User talk:Peter Damian/Free will draft

Page contents not supported in other languages.
From Wikipedia, the free encyclopedia

Guide to professionally reviewed flagship articles[edit]

  • The article should be no longer than 8,000 words (= about 70,000 bytes)
  • The article should include all the major topics or branches of the subject, weighted according to their current importance. Other tertiary sources can be a useful guide.
  • The introduction should be no longer than 500 words. It should broadly summarise all the major claims in the body of the article, proportionately handled, without additional claims.
  • Pictures for the introduction should as far as possible be representative of the whole subject or section.
  • The history section should follow the introduction, briefly covering all the major developments of the subject
  • Avoid over-referencing, i.e. referencing claims that are obvious or uncontentious. There should be no references in the introduction.
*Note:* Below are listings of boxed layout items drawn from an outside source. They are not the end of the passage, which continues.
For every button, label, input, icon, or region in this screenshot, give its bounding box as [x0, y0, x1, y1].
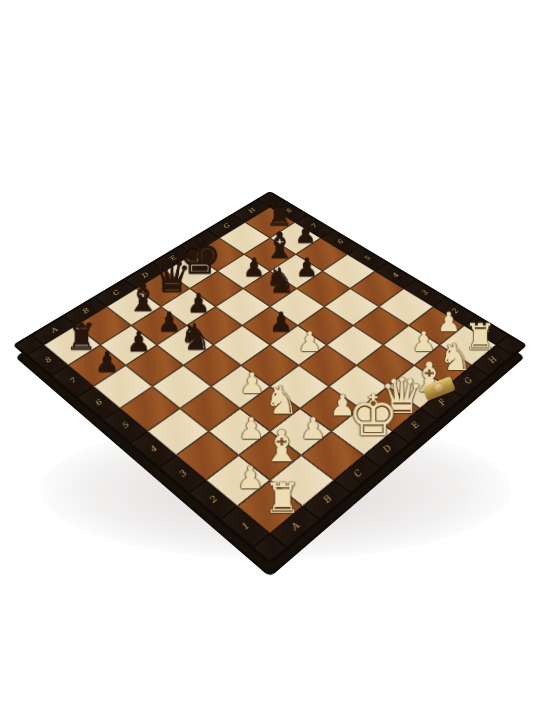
file-label-bottom-label: A — [289, 521, 302, 532]
rank-label-left-label: 2 — [207, 495, 219, 505]
file-label-bottom-label: D — [380, 444, 393, 454]
file-label-bottom-label: B — [321, 495, 334, 505]
piece-black-pawn[interactable]: ♟ — [269, 309, 293, 336]
rank-label-left-label: 1 — [239, 522, 251, 532]
piece-black-knight[interactable]: ♞ — [179, 319, 212, 355]
rank-label-left-label: 3 — [177, 469, 189, 478]
rank-label-left-label: 8 — [42, 356, 52, 364]
file-label-bottom-label: F — [436, 399, 448, 407]
piece-white-rook[interactable]: ♜ — [264, 478, 302, 520]
file-label-bottom-label: H — [486, 356, 498, 365]
rank-label-left-label: 5 — [120, 421, 131, 430]
piece-black-pawn[interactable]: ♟ — [127, 328, 151, 355]
piece-white-pawn[interactable]: ♟ — [412, 328, 436, 355]
piece-black-knight[interactable]: ♞ — [265, 264, 296, 298]
file-label-bottom-label: C — [351, 469, 364, 479]
file-label-bottom-label: E — [409, 421, 421, 430]
file-label-bottom-label: G — [462, 377, 474, 386]
piece-white-pawn[interactable]: ♟ — [300, 414, 326, 444]
piece-white-pawn[interactable]: ♟ — [239, 369, 264, 397]
board-scene: ABCDEFGH8♜♝♛♚♜87♟♟♟♟♟♝♟76♞♞♟65♟54♟♟43♟♞3… — [0, 0, 540, 720]
rank-label-left-label: 7 — [67, 377, 77, 385]
piece-black-pawn[interactable]: ♟ — [187, 290, 210, 316]
piece-black-bishop[interactable]: ♝ — [264, 227, 296, 263]
rank-label-right-label: 5 — [362, 255, 372, 261]
piece-white-pawn[interactable]: ♟ — [298, 328, 322, 355]
file-label-top-label: A — [49, 327, 60, 334]
piece-white-king[interactable]: ♚ — [348, 387, 399, 444]
rank-label-right-label: 4 — [390, 272, 400, 278]
piece-black-bishop[interactable]: ♝ — [126, 279, 160, 317]
rank-label-left-label: 4 — [148, 445, 159, 454]
file-label-top-label: G — [221, 223, 231, 229]
piece-white-pawn[interactable]: ♟ — [237, 462, 265, 493]
file-label-top-label: H — [246, 208, 256, 214]
photo-canvas: ABCDEFGH8♜♝♛♚♜87♟♟♟♟♟♝♟76♞♞♟65♟54♟♟43♟♞3… — [0, 0, 540, 720]
piece-black-rook[interactable]: ♜ — [65, 319, 98, 355]
piece-white-pawn[interactable]: ♟ — [238, 414, 264, 444]
file-label-top-label: B — [80, 308, 90, 315]
piece-black-pawn[interactable]: ♟ — [243, 255, 266, 280]
file-label-top-label: C — [110, 289, 121, 296]
piece-white-knight[interactable]: ♞ — [264, 382, 299, 421]
piece-black-pawn[interactable]: ♟ — [296, 255, 319, 280]
piece-black-pawn[interactable]: ♟ — [157, 309, 181, 336]
piece-white-pawn[interactable]: ♟ — [437, 309, 461, 336]
rank-label-right-label: 3 — [419, 290, 429, 297]
rank-label-left-label: 6 — [93, 399, 104, 407]
rank-label-right-label: 6 — [335, 239, 344, 245]
piece-white-bishop[interactable]: ♝ — [262, 424, 301, 468]
piece-black-pawn[interactable]: ♟ — [295, 222, 317, 246]
piece-black-pawn[interactable]: ♟ — [95, 348, 120, 376]
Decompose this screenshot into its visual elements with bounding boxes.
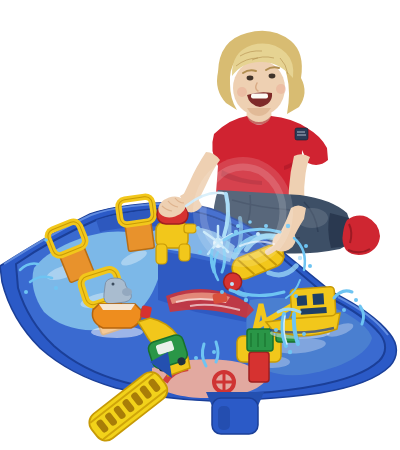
right-eye [269,74,276,79]
cheek-blush [276,84,286,94]
ferry-window [297,295,308,306]
case-foot [206,392,264,434]
foot-shade [218,406,230,430]
teeth [251,94,268,99]
hippo-snout [122,288,132,296]
pump-spout [184,224,196,233]
scene-illustration [0,0,400,450]
watermark [193,157,293,267]
ferry-window [312,293,324,305]
cheek-blush [237,87,247,97]
crane-red-post [249,352,269,382]
hippo-eye [112,283,115,286]
pump-leg [156,244,167,264]
sleeve-badge [295,128,308,140]
product-photo [0,0,400,450]
left-eye [247,76,254,81]
boat-deck [99,304,135,310]
pump-leg [179,244,190,261]
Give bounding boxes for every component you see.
All other claims should be referenced. To avoid duplicating references, choose the most authoritative and most relevant source.
  • There should be no original research. Claims should be fully supported by references. There should be no 'synthesis', i.e. combining material from multiple sources to reach or imply a conclusion not explicitly stated by any of the sources, or combining different parts of one source to reach or imply a conclusion not explicitly stated by the source. See WP:SYNTH
  • The writing style should be consistent with Wikipedia's status as a general reference work (it is not a PhD thesis or scholarly article or undergraduate lecture notes). Avoid obscurity, including technical terminology where possible. Always define key terms in the article itself. Aim at presenting the most difficult material in a clear, simple and preferably elegant way.
  • Claims should be presented in logical or temporal order.

History section[edit]

One of the first to define free will is Aristotle, who defines it as 'alternative' (ὁπότερ’) in chapter 9 of On Interpretation

μηδὲν δὲ ὁπότερ’ ἔτυχεν εἶναι ἐν τοῖς γιγνομένοις, ἀλλὰ πάντα εἶναι καὶ γίγνεσθαι ἐξ ἀνάγκης (there are no real alternatives, but that all that is or takes place is the outcome of necessity). Bu then there would be no need to deliberate or to take trouble, on the supposition that if we should adopt a certain course, a certain result would follow, while, if we did not, the result would not follow. (ὥστε οὔτε βουλεύεσθαι δέοι ἂν οὔτε πραγματεύεσθαι, ὡς ἐὰν μὲν τοδὶ ποιήσωμεν, ἔσται τοδί, ἐὰν δὲ μὴ τοδί, οὐκ ἔσται).